Die letzte Folie erinnert daran, wie die deutsche “Erfolgsreform” nicht zu scheitern aufhören will, indem ihre Konzepte nun europäisiert werden. Doch damit hatten wir uns an anderer Stelle beschäftigt.

 

  1. befördert zusätzlich durch die hochproblematische Währungsumstellung zum Kurs 1:1 []

Jascha Jaworski

4 Kommentare

  1. Danke für diesen Beitrag und den Link zu Sanktionsfrei. Was meines Erachtens bisher überhaupt nicht thematisiert wird, auch nicht in den einschlägigen linken blogs (zumindest mir sind keine bekannt), ist die Erosion des deutschen Rechtsstaates. Ein Urteil des Verfassungsgerichtes über die Unterschreitung des Existenminimums ist vorhanden. Die Sozialgerichte könnten mit Leichtigkeit diese Sanktionspraxis unterbinden, indem jeder Sanktionsklage Recht gegeben wird und das Jobcenter bestraft wird. Die rechtlichen und moralischen Voraussetzungen sind da. Warum wird das nicht praktiziert?

  2. Das Urteil von 2010 kam hauptsächlich zu dem Schluss, dass die Regelsätze intransparent berechnet wurden, weshalb dann ja das große Getrickse mit der Einkommens- und Verbrauchsstichprobe aufkam.
    Was nun die Sozialgerichte betrifft, so hat das Bundessozialgericht in einem Sanktionsfall die Vereinbarkeit mit dem Grundgesetz festgestellt, da der Kläger die Sanktionen ja hätte vermeiden können. Das Sozialgericht Gotha jedoch hatte vor einiger Zeit aufgrund eines anderen Falls die Frage der Vereinbarkeit mit dem GG dem Bundesverfassungsgericht zur Prüfung vorgelegt. Darüber wird evtl. noch in diesem Jahr ein Urteil ergehen.
    Unabhängig von der Frage, ob Sanktionen mit dem GG vereinbar sind, muss man zusätzlich jedoch feststellen, dass die hohe Erfolgsquote von Klagen (ca. 40%) belegt, dass sehr häufig Rechtsbruch begangen wird, da eben nur ein sehr kleiner Anteil der Sanktionen von den Betroffenen bis zur Klage geführt wird.
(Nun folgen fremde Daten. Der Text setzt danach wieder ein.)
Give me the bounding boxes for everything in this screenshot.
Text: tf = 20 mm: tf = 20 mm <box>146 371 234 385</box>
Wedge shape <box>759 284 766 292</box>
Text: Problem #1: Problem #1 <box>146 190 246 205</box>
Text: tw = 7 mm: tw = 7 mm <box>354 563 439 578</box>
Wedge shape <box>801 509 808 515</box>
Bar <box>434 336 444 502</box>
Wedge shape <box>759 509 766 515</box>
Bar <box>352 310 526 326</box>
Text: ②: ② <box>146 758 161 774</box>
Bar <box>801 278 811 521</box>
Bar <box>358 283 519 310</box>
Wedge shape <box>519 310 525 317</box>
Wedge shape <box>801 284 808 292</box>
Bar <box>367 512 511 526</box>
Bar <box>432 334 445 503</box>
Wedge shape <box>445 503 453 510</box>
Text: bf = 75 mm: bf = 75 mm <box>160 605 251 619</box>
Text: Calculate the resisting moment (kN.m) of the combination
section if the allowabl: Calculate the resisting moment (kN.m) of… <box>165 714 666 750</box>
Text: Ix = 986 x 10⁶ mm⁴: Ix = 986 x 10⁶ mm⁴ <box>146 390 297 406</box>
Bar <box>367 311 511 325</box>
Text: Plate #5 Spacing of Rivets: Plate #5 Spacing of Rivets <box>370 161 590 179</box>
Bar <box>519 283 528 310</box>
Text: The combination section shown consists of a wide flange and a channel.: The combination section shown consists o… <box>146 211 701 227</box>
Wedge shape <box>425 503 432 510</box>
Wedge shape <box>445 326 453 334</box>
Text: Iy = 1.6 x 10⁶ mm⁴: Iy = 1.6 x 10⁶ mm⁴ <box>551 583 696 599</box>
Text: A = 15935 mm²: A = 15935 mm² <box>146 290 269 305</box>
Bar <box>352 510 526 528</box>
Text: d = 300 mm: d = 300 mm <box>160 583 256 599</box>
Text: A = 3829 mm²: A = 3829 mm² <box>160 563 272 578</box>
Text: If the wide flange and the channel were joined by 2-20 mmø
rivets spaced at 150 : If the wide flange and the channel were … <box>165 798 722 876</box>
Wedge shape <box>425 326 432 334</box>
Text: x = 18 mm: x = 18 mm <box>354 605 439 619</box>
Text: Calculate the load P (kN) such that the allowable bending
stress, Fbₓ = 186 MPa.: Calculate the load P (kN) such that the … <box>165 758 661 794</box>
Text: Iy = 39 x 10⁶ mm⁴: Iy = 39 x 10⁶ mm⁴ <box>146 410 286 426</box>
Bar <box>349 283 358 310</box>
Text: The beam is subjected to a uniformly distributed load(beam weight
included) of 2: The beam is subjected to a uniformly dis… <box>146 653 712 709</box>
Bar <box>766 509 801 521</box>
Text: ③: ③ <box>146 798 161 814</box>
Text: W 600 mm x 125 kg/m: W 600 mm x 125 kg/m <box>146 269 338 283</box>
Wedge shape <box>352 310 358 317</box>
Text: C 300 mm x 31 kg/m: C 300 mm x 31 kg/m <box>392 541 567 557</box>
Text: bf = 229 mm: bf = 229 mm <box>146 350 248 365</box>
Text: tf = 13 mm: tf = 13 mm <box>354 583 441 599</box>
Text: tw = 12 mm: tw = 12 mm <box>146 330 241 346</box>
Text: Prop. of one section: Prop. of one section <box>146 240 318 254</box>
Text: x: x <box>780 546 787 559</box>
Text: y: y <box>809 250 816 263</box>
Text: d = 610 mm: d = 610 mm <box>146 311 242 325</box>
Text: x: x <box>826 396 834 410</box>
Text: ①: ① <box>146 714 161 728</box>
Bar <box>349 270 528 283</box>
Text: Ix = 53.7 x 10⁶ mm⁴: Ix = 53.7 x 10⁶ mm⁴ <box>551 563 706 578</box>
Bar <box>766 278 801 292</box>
Daher ist die die Initiative “Sanktionsfrei” ja auch noch einmal sehr unterstützenswert.

  3. Ein Grund für die Misere dieses menschenverachtenden Hartz IV System dürfte auch sein, dass viele LeistungbezieherInnen im Unterbewusstsein denken, der Staat gewähre ihnen diese Sozialleistung aus karitativen und humanitären Gründen.

    Ich habe in einem ähnlichen Bereich nämlich der Grundsicherung die Erfahrung gemacht, dass sogar Rechtsanwälte sich sehr defensiv verhalten haben.
    Daraufhin habe ich als Antwort auf die Verzögerungs- und Demütigungsstrategie des Amtes, die ganze Sache selbst in die Hand genommen und unter Zuhilfenahme des Leitfadens “Alg II/ Sozialhilfe von A-Z” eine Fachaufsichtsbeschwerde an den zuständigen Bezirksbürgermeister gerichtet. Das hat gewirkt…

    Leider ist diese Einsicht, nämlich, dass man „die Verhältnisse dadurch zum Tanzen bringen kann, dass man ihnen ihre eigene Melodie vorspielt“ viel zu wenig bei den Opfern dieses brutalen Paradigma-Wechsels im einstigen Sozialstaat verbreitet.